The NYPD Promised To Stop Spying On People Based On Their Religion As Part Of A Settlement With Muslim Americans

The lawsuit was filed in 2012 after it was revealed that the NYPD extensively surveilled Muslim-owned businesses, Muslim student groups, and mosques in New Jersey after 9/11 with the help of the CIA.

The New York City Police Department has agreed to stop surveilling people in New Jersey in investigations based solely on their race, religion, or ethnicity as part of a legal settlement between the city and Muslim American plaintiffs.

This is the third and latest settlement that came about as a result of the reporting by the Associated Press. The others prevented the NYPD from spying based on religion in New York.

The Muslim plaintiffs alleged in a 2012 lawsuit that in the aftermath of the 9/11 attacks NYPD officers violated their civil rights by surveilling them solely on the basis of their religion.

“People were being targeted by the NYPD for going about their everyday lives, their houses of worship, going to business that happened to be Muslim owned. Simply because they were Muslim they were being targeted,” said Farhana Khera, president and executive director of Muslim Advocates, an advocacy group representing the plaintiffs.

The terms of the settlement also state that the plaintiffs in the case will be allowed to provide input on a forthcoming NYPD policy guide that will cover proper conduct and guidelines for its investigations. The settlement also requires that the policy guide be publicly available.

According to the settlement, the city will also pay damages to the plaintiffs, which include businesses, mosques, Muslim student groups, and individuals that were surveilled.

Khera said the settlement will help law enforcement be more transparent about their policies while sending a message that blanket surveillance of religious or ethnic groups are not only unlawful, but ineffective.

“We definitely see this as an important and, frankly, a landmark settlement for the Muslim community and civil rights for our country,” said Khera.

The civil rights lawsuit came after a Pulitzer Prize–winning series by the AP detailed how the NYPD's Intelligence Division's Demographic Unit worked with the CIA to surveil Muslim communities in the New York area, including in neighboring New Jersey.

Leaked documents revealed that after the Sept. 11, 2001, attacks, the NYPD engaged in large-scale surveillance of Muslim-owned businesses, Muslim student groups, individuals, and mosques.

The reports also subsequently revealed that the program never led to actionable leads or terrorism cases, despite its decade-long existence and questionable methods.

The unit also created a list of 28 “ancestries of interest” that included nearly every Muslim-majority country in addition to the group "American Black Muslim."

The records created by the unit were so extensive that, for example, files on businesses owned by third-generation Muslim Americans were kept solely based on their religion or perceived religion.

In 2014 , US District Judge William Martini threw out the lawsuit after ruling that the program did not violate the US Constitution despite allegations that the nation’s largest police force spied on people, places, and businesses based solely on their religion.

“While this surveillance program may have had adverse effects upon the Muslim community after the Associated Press published its articles, the motive for the program was not solely to discriminate against Muslims, but rather to find Muslim terrorists hiding among ordinary, law-abiding Muslims,” Martini wrote at the time.

But a year later, in 2015, a three-judge panel on the US Court of Appeals for the Third Circuit reinstated the lawsuit and sent the case back to the courts.

“We have been down similar roads before.
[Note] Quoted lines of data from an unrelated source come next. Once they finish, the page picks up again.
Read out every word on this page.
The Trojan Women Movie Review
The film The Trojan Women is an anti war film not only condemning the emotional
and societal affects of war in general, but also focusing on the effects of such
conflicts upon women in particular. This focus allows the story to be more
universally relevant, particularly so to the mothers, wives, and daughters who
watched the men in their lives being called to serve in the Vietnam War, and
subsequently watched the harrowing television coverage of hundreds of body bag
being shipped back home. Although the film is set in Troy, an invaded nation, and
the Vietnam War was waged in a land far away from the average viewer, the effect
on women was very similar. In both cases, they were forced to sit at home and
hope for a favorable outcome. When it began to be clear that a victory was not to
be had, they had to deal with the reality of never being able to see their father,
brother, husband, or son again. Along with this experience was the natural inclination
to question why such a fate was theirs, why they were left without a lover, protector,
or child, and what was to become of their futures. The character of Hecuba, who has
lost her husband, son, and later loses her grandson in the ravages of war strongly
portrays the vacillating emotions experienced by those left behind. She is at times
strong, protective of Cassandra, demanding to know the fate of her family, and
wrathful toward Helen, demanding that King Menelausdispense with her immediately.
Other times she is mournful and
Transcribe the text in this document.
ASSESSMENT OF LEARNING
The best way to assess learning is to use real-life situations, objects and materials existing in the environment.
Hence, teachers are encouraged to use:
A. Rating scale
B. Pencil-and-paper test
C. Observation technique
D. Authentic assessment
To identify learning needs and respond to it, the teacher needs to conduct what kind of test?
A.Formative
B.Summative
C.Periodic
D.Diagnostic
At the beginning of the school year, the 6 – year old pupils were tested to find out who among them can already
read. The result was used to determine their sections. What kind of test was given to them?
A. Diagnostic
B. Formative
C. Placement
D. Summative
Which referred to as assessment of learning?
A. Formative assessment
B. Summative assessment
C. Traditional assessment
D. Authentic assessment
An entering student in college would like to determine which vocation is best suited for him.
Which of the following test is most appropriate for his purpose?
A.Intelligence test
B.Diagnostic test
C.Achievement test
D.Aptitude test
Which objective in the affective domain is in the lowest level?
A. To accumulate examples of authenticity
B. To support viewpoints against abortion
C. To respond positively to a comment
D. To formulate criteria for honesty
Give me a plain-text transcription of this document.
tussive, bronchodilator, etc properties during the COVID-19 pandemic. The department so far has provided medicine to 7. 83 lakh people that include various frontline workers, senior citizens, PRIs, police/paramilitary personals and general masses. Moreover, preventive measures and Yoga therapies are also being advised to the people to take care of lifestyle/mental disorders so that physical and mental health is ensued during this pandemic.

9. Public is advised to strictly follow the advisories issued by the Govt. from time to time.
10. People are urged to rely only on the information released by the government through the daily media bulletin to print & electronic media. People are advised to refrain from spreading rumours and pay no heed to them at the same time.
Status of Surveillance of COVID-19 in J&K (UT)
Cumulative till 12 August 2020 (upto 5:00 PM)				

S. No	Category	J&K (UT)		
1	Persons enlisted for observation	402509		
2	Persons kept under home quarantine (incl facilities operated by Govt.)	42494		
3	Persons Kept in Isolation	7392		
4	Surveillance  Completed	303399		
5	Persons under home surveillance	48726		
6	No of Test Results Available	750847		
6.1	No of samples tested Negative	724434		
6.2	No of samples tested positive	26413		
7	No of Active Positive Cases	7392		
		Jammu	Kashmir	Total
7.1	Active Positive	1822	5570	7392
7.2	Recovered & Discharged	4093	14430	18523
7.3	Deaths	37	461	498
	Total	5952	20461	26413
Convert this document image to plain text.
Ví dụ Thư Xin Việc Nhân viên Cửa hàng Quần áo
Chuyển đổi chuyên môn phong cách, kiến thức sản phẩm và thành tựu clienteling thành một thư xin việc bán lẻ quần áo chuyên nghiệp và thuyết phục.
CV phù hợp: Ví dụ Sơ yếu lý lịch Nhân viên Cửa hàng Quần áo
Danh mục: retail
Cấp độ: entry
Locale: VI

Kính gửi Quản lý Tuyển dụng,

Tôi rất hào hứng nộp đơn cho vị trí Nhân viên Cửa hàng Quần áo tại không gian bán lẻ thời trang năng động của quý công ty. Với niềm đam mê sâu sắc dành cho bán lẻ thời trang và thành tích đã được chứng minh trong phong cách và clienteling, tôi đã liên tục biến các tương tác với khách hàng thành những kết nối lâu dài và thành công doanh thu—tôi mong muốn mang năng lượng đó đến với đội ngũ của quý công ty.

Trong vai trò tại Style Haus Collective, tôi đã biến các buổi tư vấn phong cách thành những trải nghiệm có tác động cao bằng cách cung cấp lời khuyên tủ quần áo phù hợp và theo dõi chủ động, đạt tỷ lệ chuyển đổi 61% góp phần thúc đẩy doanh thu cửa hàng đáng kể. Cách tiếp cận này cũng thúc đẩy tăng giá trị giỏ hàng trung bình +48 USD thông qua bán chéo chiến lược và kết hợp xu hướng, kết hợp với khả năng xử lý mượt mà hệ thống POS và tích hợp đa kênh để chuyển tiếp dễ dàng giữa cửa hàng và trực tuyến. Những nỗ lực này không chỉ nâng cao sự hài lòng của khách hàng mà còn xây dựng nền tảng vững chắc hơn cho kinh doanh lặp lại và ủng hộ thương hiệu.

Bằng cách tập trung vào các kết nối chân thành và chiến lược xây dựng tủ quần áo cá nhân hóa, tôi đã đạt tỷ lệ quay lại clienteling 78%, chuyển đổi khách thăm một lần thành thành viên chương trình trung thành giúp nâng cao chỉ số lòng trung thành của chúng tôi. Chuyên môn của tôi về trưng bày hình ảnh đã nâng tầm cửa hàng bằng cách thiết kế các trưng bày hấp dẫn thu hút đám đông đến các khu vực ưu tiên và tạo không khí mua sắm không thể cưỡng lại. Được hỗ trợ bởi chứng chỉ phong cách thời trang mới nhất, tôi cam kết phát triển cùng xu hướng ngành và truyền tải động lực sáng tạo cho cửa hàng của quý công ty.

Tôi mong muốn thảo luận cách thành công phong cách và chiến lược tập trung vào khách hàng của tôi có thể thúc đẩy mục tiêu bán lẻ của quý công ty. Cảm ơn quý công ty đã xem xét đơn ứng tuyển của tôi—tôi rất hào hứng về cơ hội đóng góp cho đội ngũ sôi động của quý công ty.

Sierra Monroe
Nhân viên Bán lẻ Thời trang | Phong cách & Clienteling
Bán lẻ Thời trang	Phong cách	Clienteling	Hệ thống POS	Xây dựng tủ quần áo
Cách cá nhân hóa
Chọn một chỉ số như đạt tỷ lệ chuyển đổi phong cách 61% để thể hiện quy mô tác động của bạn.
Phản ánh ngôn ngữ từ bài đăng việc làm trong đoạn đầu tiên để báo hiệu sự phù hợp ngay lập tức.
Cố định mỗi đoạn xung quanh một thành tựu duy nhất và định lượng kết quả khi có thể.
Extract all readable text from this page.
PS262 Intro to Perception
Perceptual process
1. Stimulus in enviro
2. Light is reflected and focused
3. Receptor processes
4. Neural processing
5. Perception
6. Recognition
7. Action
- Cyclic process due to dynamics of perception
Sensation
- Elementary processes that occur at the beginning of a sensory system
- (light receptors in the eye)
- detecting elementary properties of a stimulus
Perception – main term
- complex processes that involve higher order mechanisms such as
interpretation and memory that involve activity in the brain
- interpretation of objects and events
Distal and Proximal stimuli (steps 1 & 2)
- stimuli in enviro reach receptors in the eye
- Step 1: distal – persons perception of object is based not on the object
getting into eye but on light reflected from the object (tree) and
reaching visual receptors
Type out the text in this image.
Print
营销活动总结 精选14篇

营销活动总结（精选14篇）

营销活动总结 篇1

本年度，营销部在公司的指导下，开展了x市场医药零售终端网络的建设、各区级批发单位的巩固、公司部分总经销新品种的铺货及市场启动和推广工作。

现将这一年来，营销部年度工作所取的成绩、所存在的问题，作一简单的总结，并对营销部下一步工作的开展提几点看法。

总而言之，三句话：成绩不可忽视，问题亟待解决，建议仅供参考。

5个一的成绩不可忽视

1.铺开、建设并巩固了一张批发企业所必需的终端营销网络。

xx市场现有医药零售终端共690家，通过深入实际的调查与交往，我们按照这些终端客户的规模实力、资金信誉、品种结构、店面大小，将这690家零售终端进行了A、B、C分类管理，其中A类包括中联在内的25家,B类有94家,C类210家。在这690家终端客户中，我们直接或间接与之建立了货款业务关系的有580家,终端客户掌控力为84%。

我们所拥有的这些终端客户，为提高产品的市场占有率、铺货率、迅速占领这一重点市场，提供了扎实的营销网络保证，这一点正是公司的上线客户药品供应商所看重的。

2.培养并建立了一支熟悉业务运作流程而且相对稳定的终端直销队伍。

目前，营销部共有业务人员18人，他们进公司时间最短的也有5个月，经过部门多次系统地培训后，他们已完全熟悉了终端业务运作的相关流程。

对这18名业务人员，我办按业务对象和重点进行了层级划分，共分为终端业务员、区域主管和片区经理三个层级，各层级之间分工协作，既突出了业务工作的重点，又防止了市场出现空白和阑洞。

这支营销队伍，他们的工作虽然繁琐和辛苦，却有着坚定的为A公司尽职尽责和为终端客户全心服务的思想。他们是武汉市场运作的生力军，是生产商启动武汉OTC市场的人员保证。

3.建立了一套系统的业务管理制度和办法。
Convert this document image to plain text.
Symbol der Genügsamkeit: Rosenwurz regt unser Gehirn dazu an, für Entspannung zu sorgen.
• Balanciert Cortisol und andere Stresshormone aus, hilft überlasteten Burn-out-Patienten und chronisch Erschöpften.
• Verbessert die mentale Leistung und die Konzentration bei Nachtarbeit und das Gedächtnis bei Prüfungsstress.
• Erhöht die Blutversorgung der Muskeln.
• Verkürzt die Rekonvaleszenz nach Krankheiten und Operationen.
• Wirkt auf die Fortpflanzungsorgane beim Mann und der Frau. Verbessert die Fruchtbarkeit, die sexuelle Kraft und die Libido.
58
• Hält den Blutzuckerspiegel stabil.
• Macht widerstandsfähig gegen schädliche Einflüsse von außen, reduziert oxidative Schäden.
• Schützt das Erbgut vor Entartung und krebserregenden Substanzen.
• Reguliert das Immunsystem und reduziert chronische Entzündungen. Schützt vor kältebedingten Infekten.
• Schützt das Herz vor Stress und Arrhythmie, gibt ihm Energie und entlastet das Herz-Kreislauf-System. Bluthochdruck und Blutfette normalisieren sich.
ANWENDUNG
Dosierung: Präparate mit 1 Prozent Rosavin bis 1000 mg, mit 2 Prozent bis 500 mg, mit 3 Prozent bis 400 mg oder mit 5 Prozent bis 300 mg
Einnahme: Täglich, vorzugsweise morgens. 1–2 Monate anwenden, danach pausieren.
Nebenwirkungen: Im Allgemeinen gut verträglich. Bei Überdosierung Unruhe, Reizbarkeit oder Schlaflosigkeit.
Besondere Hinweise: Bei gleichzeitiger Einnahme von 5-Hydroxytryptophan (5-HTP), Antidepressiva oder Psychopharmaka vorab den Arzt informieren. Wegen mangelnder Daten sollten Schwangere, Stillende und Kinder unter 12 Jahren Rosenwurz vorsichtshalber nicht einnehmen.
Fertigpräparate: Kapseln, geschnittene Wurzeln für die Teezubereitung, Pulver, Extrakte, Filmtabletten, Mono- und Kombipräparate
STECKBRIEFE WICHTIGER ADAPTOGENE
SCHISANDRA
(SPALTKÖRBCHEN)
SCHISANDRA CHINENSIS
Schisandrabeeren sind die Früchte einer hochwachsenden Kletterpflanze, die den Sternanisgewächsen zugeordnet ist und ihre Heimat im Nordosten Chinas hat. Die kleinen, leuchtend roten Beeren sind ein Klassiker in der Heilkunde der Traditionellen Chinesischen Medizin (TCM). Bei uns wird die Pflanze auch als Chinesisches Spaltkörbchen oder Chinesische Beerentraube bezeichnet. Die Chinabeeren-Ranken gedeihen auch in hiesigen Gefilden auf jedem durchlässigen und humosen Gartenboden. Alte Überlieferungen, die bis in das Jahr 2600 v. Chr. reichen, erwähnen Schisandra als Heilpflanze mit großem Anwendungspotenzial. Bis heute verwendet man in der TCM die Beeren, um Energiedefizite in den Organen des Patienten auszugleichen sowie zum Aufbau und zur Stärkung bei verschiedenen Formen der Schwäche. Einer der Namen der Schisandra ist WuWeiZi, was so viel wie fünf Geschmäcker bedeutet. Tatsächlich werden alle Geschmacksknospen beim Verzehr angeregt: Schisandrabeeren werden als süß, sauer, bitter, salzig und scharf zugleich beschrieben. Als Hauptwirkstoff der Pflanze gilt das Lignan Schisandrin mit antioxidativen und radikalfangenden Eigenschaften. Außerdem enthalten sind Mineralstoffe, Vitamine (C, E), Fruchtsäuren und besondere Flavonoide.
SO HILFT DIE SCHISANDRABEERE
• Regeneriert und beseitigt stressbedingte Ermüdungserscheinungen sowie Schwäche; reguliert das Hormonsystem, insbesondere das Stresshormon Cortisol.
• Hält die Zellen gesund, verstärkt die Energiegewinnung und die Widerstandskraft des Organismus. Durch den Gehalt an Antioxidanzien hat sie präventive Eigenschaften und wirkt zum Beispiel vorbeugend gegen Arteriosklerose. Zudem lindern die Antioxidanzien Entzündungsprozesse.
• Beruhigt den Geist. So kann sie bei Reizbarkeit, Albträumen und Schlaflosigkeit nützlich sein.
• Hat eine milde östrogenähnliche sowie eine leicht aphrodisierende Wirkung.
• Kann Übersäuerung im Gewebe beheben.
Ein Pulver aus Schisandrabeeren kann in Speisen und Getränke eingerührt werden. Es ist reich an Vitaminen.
Jewish-Americans during the Red Scare, African-Americans during the civil rights movement and Japanese-Americans during World War II are examples that readily spring to mind,” wrote Thomas L. Ambro, a judge on the panel.

Omar Farah, the lead attorney with the Center for Constitutional Rights, a civil rights organization that also worked on the case, said the settlement sends a resounding message to law enforcement that "in times of uncertainty, the constitution requires certain behavior of law enforcement and prohibits other behavior."

“That’s quite powerful and will have lasting effects on how the NYPD polices in the future," he said.

As a result of the reporting by the AP, two other cases related to the alleged spying also reached a settlement.

“There's never been any finding or admission of liability either that the NYPD did anything wrong, and that will not change as a result of the announcement [of the settlement],” NYPD Deputy Commissioner Lawrence Byrne said of Thursday's settlement.